Functional enrichment analyses of differentially expressed genes at the mRNA level analyzed by Metascape pathway. (A) Association between the top 11 clusters and (B) 5 clusters of enriched terms displayed as a network enrichment analysis of 55 intersected and of 10 selected differentially expressed mRNAs, respectively. Nodes of the same color belong to the same cluster. Terms with a similarity score > 0.3 are linked by an edge. The network was visualized with Cytoscape with force-directed layout and edge bundled for clarity. The analysis was conducted using the web-based bioinformatics tool DAVID (omicX, Seine Innopolis, Le-Petit-Quevilly, France).

FIGURE 5

The protein–protein interaction network of (A) the 55 intersecting genes between familial hyperlipidemia (FH) and familial coronary heart disease (FH-CHD) groups, and (B) in 10 genes selected from the 55 intersecting genes using web-based bioinformatics tool: functional protein association networks analysis.

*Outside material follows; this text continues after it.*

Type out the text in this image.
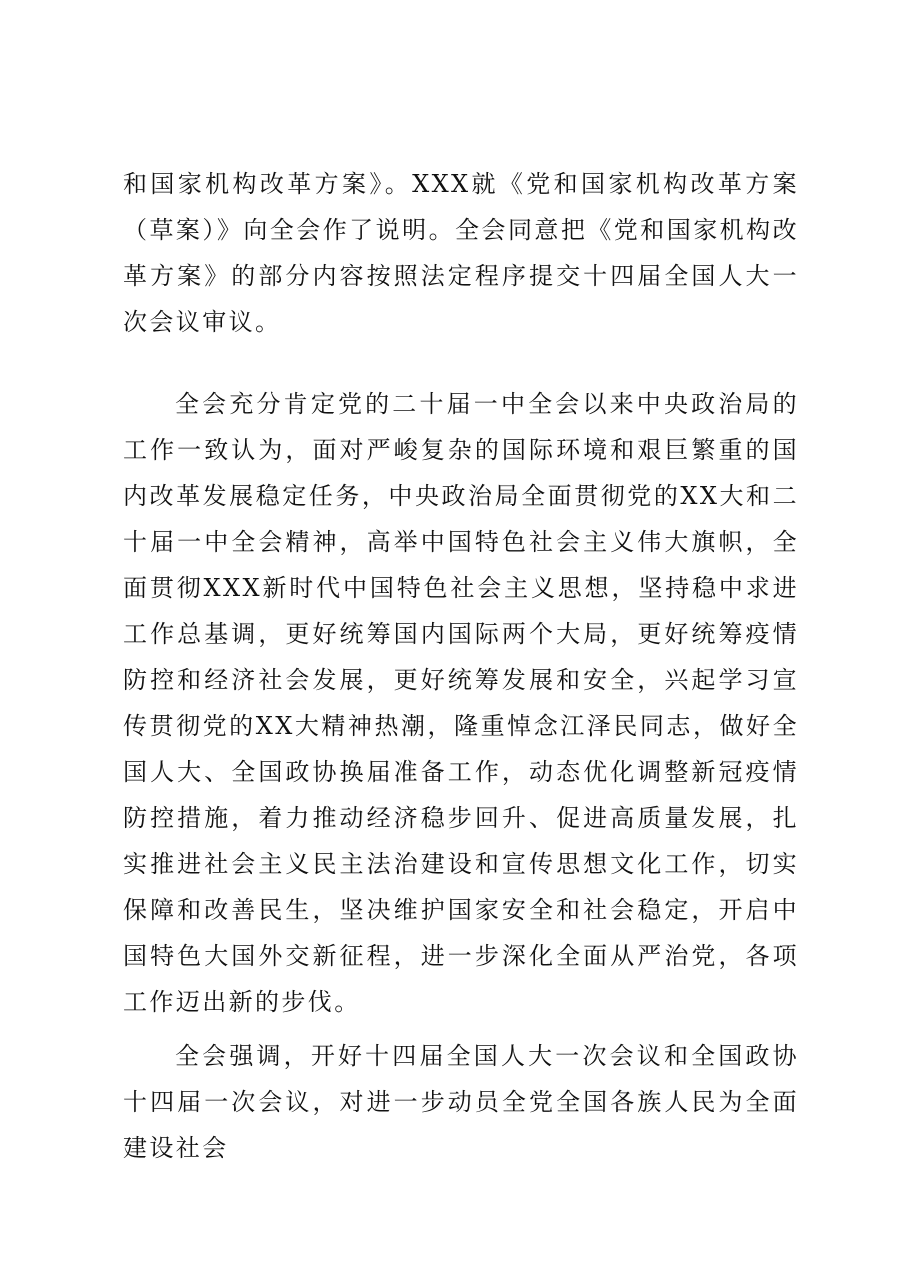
和国家机构改革方案》。XXX就《党和国家机构改革方案（草案）》向全会作了说明。全会同意把《党和国家机构改革方案》的部分内容按照法定程序提交十四届全国人大一次会议审议。

全会充分肯定党的二十届一中全会以来中央政治局的工作一致认为，面对严峻复杂的国际环境和艰巨繁重的国内改革发展稳定任务，中央政治局全面贯彻党的XX大和二十届一中全会精神，高举中国特色社会主义伟大旗帜，全面贯彻XXX新时代中国特色社会主义思想，坚持稳中求进工作总基调，更好统筹国内国际两个大局，更好统筹疫情防控和经济社会发展，更好统筹发展和安全，兴起学习宣传贯彻党的XX大精神热潮，隆重悼念江泽民同志，做好全国人大、全国政协换届准备工作，动态优化调整新冠疫情防控措施，着力推动经济稳步回升、促进高质量发展，扎实推进社会主义民主法治建设和宣传思想文化工作，切实保障和改善民生，坚决维护国家安全和社会稳定，开启中国特色大国外交新征程，进一步深化全面从严治党，各项工作迈出新的步伐。

全会强调，开好十四届全国人大一次会议和全国政协十四届一次会议，对进一步动员全党全国各族人民为全面建设社会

Verification of 10 Selected Genes Using RT-qPCR

Based on focusing regulatory and immune response roles of target genes, we selected 10 genes potentially involved in atherogenesis, chronic inflammation, or lipid metabolism. These genes include MAPK14, TRPM2, STARD8, PDLIM5, BCL3, BLOC1S5, GBA, RBMS1, CD14, and CD36. Table 4 summarizes the selected genes and their cardiovascular syndrome (CVS)-related functions. In Figure 6, we compared the expression of these genes among groups (Figure 6A) and detected high co-expression between CD14 and BCL3, between TRMP2 and CD14, and between CD14 and CD36 (Figure 6B), which may indicate a possible further extension of our indicative synergistic markers for risk of FH-CHD. The qPCR results of relative mRNA expression (mean two-fold changes) of the 10 genes in all groups using total RNA extracted from blood of volunteers are shown in Figure 7. The mRNA expression of these genes was compared among the groups. To identify ideal biomarkers, we selected only genes that were significantly up- or down-regulated in patients with FH and FH-CHD compared with healthy individuals (not differently expressed between FH and FH-CHD). The results reveal that TRPM2, PDLIM5, BCL3, and CD14 were up-regulated and GBA was down-regulated in both FH and FH-CHD compared with the N, H and CHD groups. These five target genes have potential as markers for risk of FH-CHD in FH.

TABLE 4

Description and potential functions of 10 genes selected from the 55 intersecting genes expressed in both FH and FH-CHD but not in N, H, and CHD groups.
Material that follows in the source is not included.